Experts discover 350 variants of browser extensions used in ABCsoup adware campaign

0
34

A malicious browser extension with 350 variants masquerades as a Google Translate add-on as part of an adware campaign targeting Russian users of Google Chrome, Opera, and Mozilla Firefox browsers.

Mobile security company Zimperium called the malware family ABCsoup and stated that “extensions are installed on a victim’s computer via a Windows-based executable, bypassing most endpoint protection solutions, along with the security checks found in official extension stores.”

The rogue browser add-ons have the same extension ID as Google Translate’s — “monkeybdbdomjkkjkaonfhkkikfgjllcleb” — in an attempt to trick users into believing that they have installed a legitimate extension.

The extensions are not available in the official browser web stores themselves. Instead, they are delivered via various Windows executable files that install the add-on on the victim’s web browser.

In case the target user has already installed the Google Translate extension, it will replace the original version with the malicious variant due to their higher version numbers (30.2.5 vs. 2.0.10).

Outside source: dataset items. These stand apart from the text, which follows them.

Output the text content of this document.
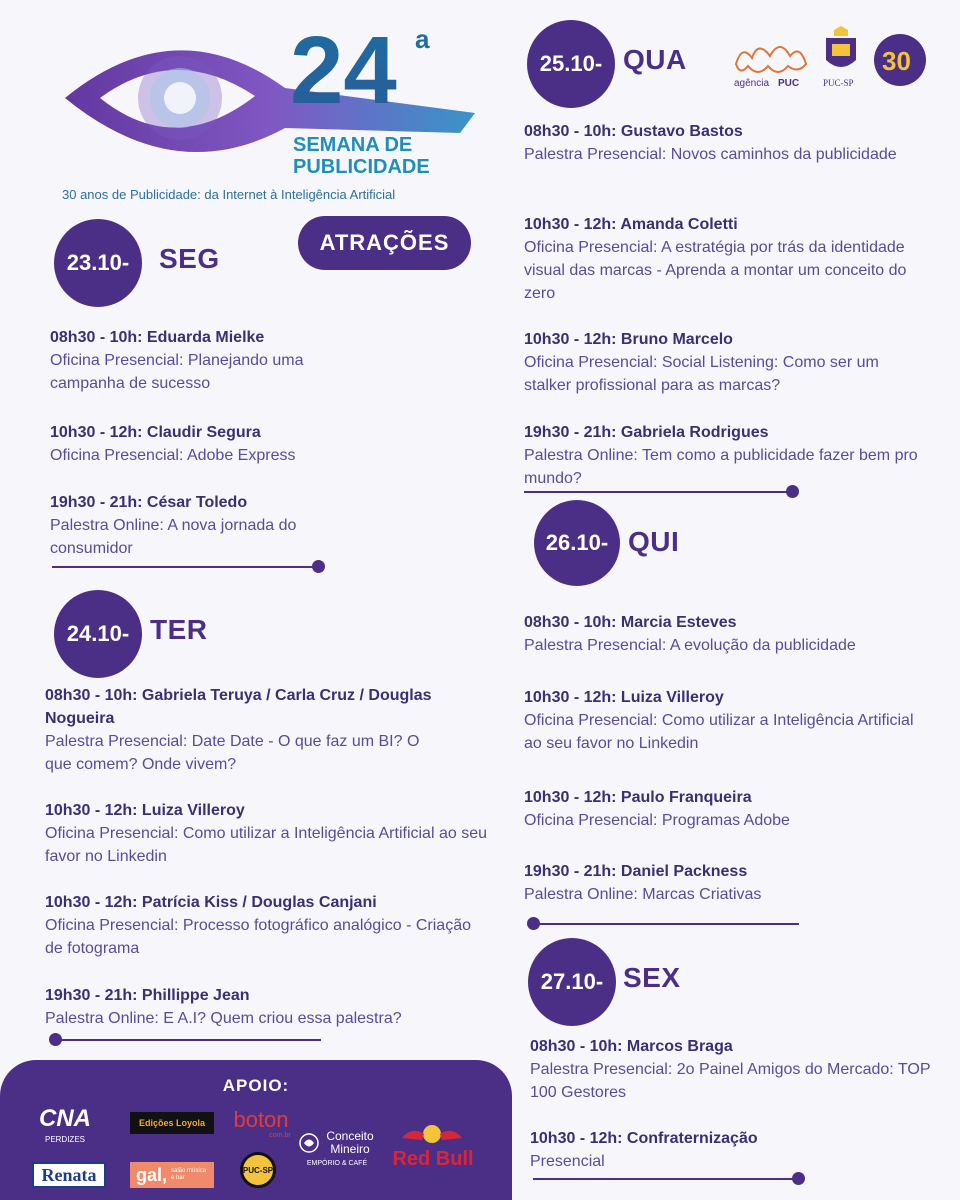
24 a
SEMANA DE
PUBLICIDADE
30 anos de Publicidade: da Internet à Inteligência Artificial
agência PUC	PUC-SP
30
ATRAÇÕES
23.10-	SEG
08h30 - 10h: Eduarda Mielke
Oficina Presencial: Planejando uma campanha de sucesso
10h30 - 12h: Claudir Segura
Oficina Presencial: Adobe Express
19h30 - 21h: César Toledo
Palestra Online: A nova jornada do consumidor
24.10- TER
08h30 - 10h: Gabriela Teruya / Carla Cruz / Douglas Nogueira
Palestra Presencial: Date Date - O que faz um BI? O que comem? Onde vivem?
10h30 - 12h: Luiza Villeroy
Oficina Presencial: Como utilizar a Inteligência Artificial ao seu favor no Linkedin
10h30 - 12h: Patrícia Kiss / Douglas Canjani
Oficina Presencial: Processo fotográfico analógico - Criação de fotograma
19h30 - 21h: Phillippe Jean
Palestra Online: E A.I? Quem criou essa palestra?
25.10- QUA
08h30 - 10h: Gustavo Bastos
Palestra Presencial: Novos caminhos da publicidade
10h30 - 12h: Amanda Coletti
Oficina Presencial: A estratégia por trás da identidade visual das marcas - Aprenda a montar um conceito do zero
10h30 - 12h: Bruno Marcelo
Oficina Presencial: Social Listening: Como ser um stalker profissional para as marcas?
19h30 - 21h: Gabriela Rodrigues
Palestra Online: Tem como a publicidade fazer bem pro mundo?
26.10- QUI
08h30 - 10h: Marcia Esteves
Palestra Presencial: A evolução da publicidade
10h30 - 12h: Luiza Villeroy
Oficina Presencial: Como utilizar a Inteligência Artificial ao seu favor no Linkedin
10h30 - 12h: Paulo Franqueira
Oficina Presencial: Programas Adobe
19h30 - 21h: Daniel Packness
Palestra Online: Marcas Criativas
27.10- SEX
08h30 - 10h: Marcos Braga
Palestra Presencial: 2o Painel Amigos do Mercado: TOP 100 Gestores
10h30 - 12h: Confraternização
Presencial
APOIO:
CNA
PERDIZES
Edições Loyola	boton
com.br	Conceito
Mineiro
EMPÓRIO & CAFÉ	Red Bull
Renata	gal, salão música e bar
PUC-SP
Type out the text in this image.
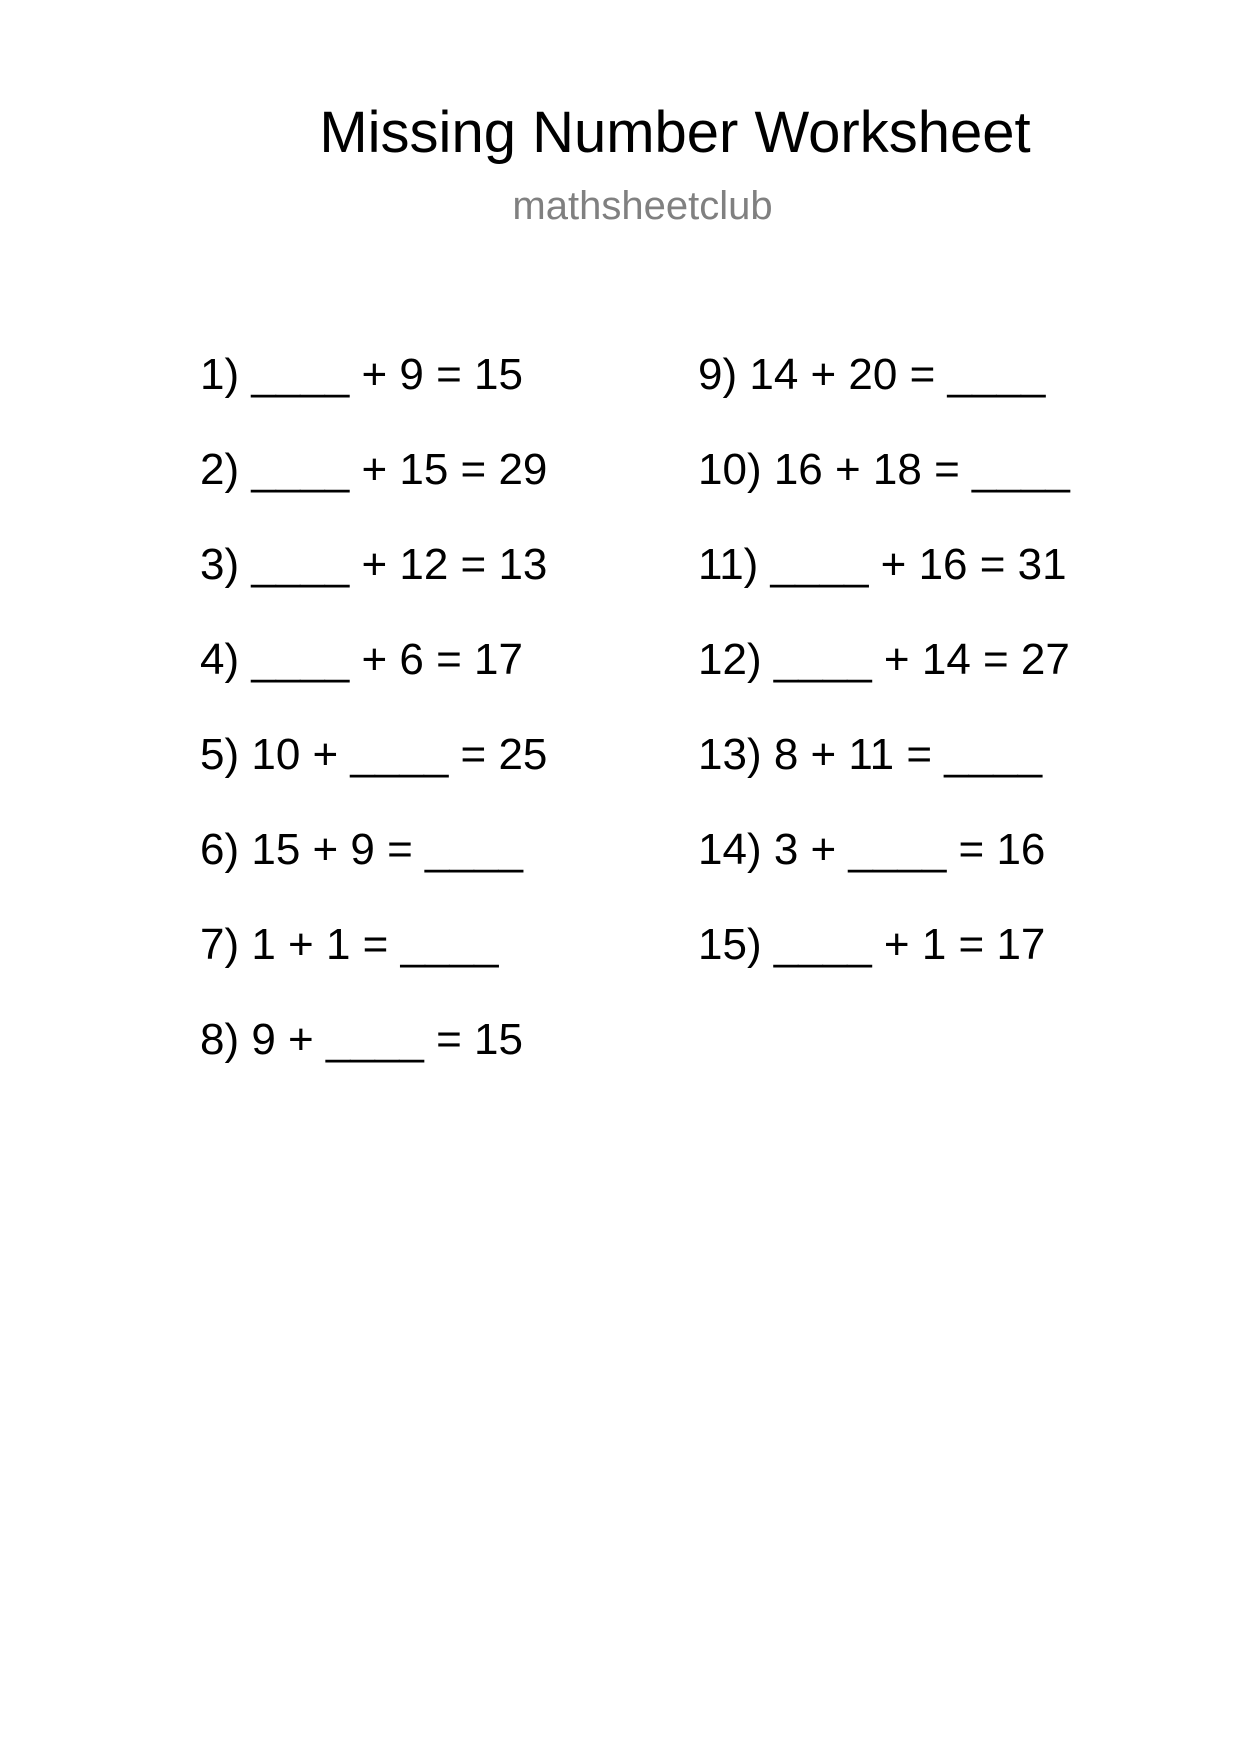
Missing Number Worksheet
mathsheetclub
1) ____ + 9 = 15
2) ____ + 15 = 29
3) ____ + 12 = 13
4) ____ + 6 = 17
5) 10 + ____ = 25
6) 15 + 9 = ____
7) 1 + 1 = ____
8) 9 + ____ = 15
9) 14 + 20 = ____
10) 16 + 18 = ____
11) ____ + 16 = 31
12) ____ + 14 = 27
13) 8 + 11 = ____
14) 3 + ____ = 16
15) ____ + 1 = 17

“In addition, when this extension is installed, the Chrome Web Store assumes it is Google Translate and not the malicious extension, as the Web Store only checks for extension IDs,” Zimperium researcher Nipun Gupta said

All observed variants of the extension focus on displaying pop-ups, collecting personal information to deliver targeted advertisements, fingerprinting search queries and injecting malicious JavaScript that can further act as spyware to record keystrokes and activity of the web browser.

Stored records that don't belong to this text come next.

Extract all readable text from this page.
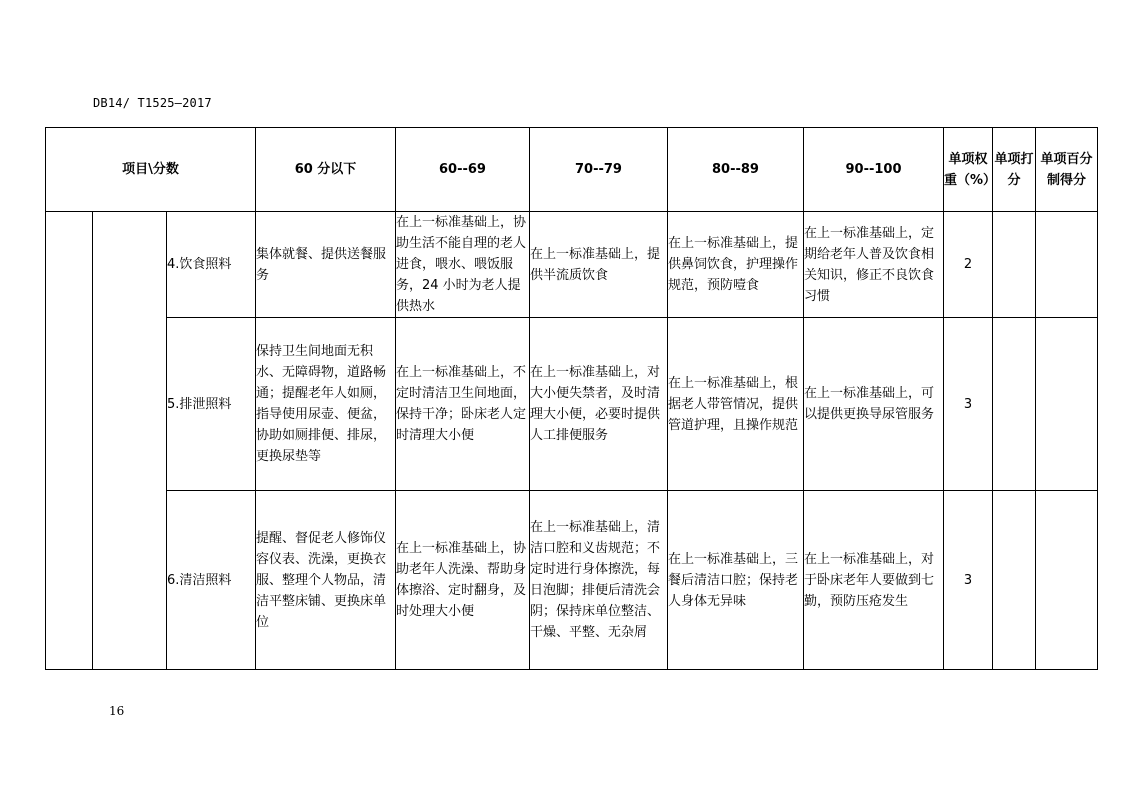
DB14/ T1525—2017
项目\分数			60 分以下	60--69	70--79	80--89	90--100	单项权重（%）	单项打分	单项百分制得分
		4.饮食照料	集体就餐、提供送餐服务	在上一标准基础上，协助生活不能自理的老人进食，喂水、喂饭服务，24 小时为老人提供热水	在上一标准基础上，提供半流质饮食	在上一标准基础上，提供鼻饲饮食，护理操作规范，预防噎食	在上一标准基础上，定期给老年人普及饮食相关知识，修正不良饮食习惯	2		
		5.排泄照料	保持卫生间地面无积水、无障碍物，道路畅通；提醒老年人如厕，指导使用尿壶、便盆，协助如厕排便、排尿，更换尿垫等	在上一标准基础上，不定时清洁卫生间地面，保持干净；卧床老人定时清理大小便	在上一标准基础上，对大小便失禁者，及时清理大小便，必要时提供人工排便服务	在上一标准基础上，根据老人带管情况，提供管道护理，且操作规范	在上一标准基础上，可以提供更换导尿管服务	3		
		6.清洁照料	提醒、督促老人修饰仪容仪表、洗澡，更换衣服、整理个人物品，清洁平整床铺、更换床单位	在上一标准基础上，协助老年人洗澡、帮助身体擦浴、定时翻身，及时处理大小便	在上一标准基础上，清洁口腔和义齿规范；不定时进行身体擦洗，每日泡脚；排便后清洗会阴；保持床单位整洁、干燥、平整、无杂屑	在上一标准基础上，三餐后清洁口腔；保持老人身体无异味	在上一标准基础上，对于卧床老年人要做到七勤，预防压疮发生	3		
16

The main function of ABCsoup is to check Russian social network services such as Odnoklassniki and VK among the current websites opened in the browser, and if so, collect the first and last name, date of birth and gender of the users and forward the data to a remote server.

Not only does the malware use this information to display personalized ads, the extension also provides capabilities to inject custom JavaScript code based on the opened websites. This includes YouTube, Facebook, ASKfm, Mail.ru, Yandex, Rambler, Avito, Brainly’s Znanija, Kismia and rollApp, indicating a strong focus on Russia.

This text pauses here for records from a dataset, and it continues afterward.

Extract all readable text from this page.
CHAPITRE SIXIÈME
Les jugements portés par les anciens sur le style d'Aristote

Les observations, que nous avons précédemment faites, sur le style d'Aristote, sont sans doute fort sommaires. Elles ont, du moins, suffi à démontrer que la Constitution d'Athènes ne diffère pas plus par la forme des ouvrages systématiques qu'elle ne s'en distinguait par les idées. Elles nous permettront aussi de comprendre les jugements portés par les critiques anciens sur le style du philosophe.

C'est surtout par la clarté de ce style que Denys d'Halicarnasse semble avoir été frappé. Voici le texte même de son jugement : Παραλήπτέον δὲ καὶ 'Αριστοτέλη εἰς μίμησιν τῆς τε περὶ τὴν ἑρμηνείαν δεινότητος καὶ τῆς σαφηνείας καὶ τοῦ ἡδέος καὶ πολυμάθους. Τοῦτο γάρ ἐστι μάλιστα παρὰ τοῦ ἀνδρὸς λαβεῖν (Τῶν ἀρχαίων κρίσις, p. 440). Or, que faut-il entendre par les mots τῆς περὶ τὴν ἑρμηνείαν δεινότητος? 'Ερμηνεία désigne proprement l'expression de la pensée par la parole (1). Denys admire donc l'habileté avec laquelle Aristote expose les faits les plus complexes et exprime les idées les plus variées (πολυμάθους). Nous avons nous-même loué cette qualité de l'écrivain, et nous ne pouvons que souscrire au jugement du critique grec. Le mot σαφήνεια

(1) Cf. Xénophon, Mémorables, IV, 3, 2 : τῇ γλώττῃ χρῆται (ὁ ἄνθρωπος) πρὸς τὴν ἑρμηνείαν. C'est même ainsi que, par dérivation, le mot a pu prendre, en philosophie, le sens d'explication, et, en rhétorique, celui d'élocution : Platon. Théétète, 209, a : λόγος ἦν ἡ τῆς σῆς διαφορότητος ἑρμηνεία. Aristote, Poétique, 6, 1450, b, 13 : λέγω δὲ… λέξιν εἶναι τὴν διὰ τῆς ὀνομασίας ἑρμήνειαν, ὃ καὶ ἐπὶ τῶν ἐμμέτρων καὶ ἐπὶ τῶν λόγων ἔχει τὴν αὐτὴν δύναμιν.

Zimperium attributed the campaign to a “well-organized group” of Eastern European and Russian descent, with the extensions intended to distinguish Russian users, given the wide variety of local domains.

“This malware is purposefully designed to attack all types of users and to retrieve user information,” Gupta said. “The injected scripts can easily be used to display more malicious behavior in the browser session, such as keystroke mapping and data exfiltration.”